Just as last month was African-American History month, March sees another notable historical celebration in Women’s History Month. And just like last month with William Camp Gildersleeve, this month we bring you the story of another prominent resident of the County, Miss Mary L. Trescott (left).
Mary Luella Trescott was born in 1861 to Miller Barton Trescott and Permelia Stevens. A very bright young woman, Mary had aspirations of practicing law, however, she realized that would not be possible in the NEPA of the 1870s and 1880s, so she moved to Poughkeepsie New York. After graduating from Eastman Business College, Mary began studying the law under attorney (and later US Representative) Henry Wilbur Palmer, who was a member of the bar in both New York and Pennsylvania. After graduating in 1893, Mary practiced law in New York for two years until October 14, 1895, when, with Palmer as her advocate, she became the first woman ever admitted to the bar in Luzerne County Pennsylvania. During her early years, showing how a woman didn’t fit in the bar systems of the time, she’s often listed on registers as “M.L. Trescott” rather than under her legal name.

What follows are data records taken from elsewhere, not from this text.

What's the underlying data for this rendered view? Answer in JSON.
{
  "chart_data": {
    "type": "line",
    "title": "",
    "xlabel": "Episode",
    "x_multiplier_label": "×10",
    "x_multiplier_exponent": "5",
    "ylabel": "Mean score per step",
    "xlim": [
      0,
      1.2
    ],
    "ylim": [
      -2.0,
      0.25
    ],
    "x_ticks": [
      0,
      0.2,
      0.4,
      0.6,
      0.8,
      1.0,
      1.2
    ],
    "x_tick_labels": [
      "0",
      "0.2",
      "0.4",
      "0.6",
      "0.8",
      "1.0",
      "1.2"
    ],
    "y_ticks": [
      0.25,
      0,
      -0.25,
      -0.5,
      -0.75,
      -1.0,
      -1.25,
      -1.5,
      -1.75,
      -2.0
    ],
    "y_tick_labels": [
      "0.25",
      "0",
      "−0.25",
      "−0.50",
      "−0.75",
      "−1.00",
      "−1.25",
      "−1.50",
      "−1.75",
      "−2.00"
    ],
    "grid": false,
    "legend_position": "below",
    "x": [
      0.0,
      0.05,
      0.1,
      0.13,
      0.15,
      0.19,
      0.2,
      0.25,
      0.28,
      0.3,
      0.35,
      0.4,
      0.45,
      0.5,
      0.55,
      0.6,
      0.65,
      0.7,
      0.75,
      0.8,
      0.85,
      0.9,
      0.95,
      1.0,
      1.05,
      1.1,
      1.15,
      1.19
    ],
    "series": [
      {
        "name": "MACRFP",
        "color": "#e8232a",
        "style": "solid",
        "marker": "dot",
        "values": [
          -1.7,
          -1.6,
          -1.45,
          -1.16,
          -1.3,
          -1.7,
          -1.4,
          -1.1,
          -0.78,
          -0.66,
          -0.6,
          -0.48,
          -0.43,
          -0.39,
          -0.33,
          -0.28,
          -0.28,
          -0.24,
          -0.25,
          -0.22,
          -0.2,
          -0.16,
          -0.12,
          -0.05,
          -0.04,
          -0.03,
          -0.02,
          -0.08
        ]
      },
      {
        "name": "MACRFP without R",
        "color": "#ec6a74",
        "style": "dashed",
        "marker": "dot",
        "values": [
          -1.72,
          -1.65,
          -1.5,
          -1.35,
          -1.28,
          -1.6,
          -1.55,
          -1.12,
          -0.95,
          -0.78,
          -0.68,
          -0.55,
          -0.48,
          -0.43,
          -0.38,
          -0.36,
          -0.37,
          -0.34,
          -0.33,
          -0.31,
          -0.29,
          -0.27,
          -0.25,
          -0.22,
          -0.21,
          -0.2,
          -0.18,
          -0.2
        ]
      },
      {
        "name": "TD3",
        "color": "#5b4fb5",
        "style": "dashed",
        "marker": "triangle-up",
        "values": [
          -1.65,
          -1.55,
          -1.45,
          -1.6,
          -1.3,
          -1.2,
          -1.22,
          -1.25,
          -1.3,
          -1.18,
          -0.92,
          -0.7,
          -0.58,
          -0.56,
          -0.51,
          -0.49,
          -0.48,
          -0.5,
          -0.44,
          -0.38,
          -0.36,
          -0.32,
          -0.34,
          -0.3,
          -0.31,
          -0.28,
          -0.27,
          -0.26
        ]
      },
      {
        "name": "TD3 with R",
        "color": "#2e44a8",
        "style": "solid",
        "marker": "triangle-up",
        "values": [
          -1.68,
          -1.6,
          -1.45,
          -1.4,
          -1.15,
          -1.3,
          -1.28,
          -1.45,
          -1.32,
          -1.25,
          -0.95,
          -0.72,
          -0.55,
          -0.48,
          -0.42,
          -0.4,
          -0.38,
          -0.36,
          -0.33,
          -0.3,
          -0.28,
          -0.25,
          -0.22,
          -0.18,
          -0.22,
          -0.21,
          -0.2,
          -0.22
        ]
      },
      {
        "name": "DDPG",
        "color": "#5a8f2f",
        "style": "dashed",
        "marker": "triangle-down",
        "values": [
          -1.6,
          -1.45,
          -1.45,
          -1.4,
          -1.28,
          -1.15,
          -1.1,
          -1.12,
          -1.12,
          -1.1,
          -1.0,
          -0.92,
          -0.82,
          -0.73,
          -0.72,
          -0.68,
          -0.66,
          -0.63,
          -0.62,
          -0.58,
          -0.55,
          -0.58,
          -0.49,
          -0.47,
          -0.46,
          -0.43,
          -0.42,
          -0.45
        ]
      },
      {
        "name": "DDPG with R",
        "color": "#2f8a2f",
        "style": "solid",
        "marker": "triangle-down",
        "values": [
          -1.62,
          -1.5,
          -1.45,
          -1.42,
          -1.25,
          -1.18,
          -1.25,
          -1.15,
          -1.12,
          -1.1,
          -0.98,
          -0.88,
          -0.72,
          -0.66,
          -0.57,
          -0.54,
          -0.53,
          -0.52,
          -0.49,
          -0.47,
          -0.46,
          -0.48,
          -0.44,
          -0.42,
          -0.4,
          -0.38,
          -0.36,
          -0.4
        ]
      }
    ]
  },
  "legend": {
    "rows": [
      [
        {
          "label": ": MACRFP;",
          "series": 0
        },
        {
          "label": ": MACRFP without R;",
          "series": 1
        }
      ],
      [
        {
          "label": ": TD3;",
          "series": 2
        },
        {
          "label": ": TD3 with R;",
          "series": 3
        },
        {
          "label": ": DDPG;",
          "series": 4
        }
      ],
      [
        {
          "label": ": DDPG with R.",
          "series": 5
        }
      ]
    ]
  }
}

For years, Mary was an active attorney on the county bar, most notable for being the first woman to ever be involved in a case before the PA State Supreme Court in 1901, and for her actions involving the so-called “Hungarian Shanty” women. On October 28, 1894, a house known as the “Hungarian Shanty” was destroyed in a dynamite explosion, killing 3 and injuring 8 others. Arrests were made of five African American suspects in June 1895, including Hester Brace and Sarah Miller, wives of two of the male suspects. Trescott, however, was able to obtain their release under a writ of habeas corpus in 1897, after more than 3 years of incarceration. Otherwise, she was known to most county residents as the sole female photograph in the yearly county bar association publication, and for being the only county notary public for quite a while.
However, that all changed in 1930, with the passage of the 19th Amendment. Now, not only could women vote, but they could now (legally) run for office (Mary was one of a number of women who had made campaigns even prior to 1920). Trescott wasted no time, becoming the first woman ever on the ballot in the county by running for school board. While she dropped her campaign before the actual election, her name was still on the ballot, and she did become the first woman ever in county history to receive votes.
Later, upon actually being elected to the school board, she was not just the first woman member, but the first female officer (above right), and eventually its first woman president. While on the school board Trescott not only fought for better wages for teachers and for more readily available kindergarten for small children (her main campaign promise) but also joined with Ellen Webster Palmer, the wife of her mentor Henry Palmer, in forming the Boys Industrial Association, to fight child labor and get local children out of the mines into schools. The two became the two faces of the child labor fight in our area, with Palmer often providing the moral arguments against it and Trescott bringing the legal arguments.
Trescott would be appointed the first woman referee in US Bankruptcy Court and would tout this and her many other “firsts” in a newspaper ad for unsuccessful 1927 run for Judge. (below) And while she didn’t win, that campaign was one final “first” for Trescott, as she became the first woman ever to run for Judge in the Commonwealth of PA. Mary L. Trescott passed away in 1935, after seventy-four years of pretty much nonstop trailblazing.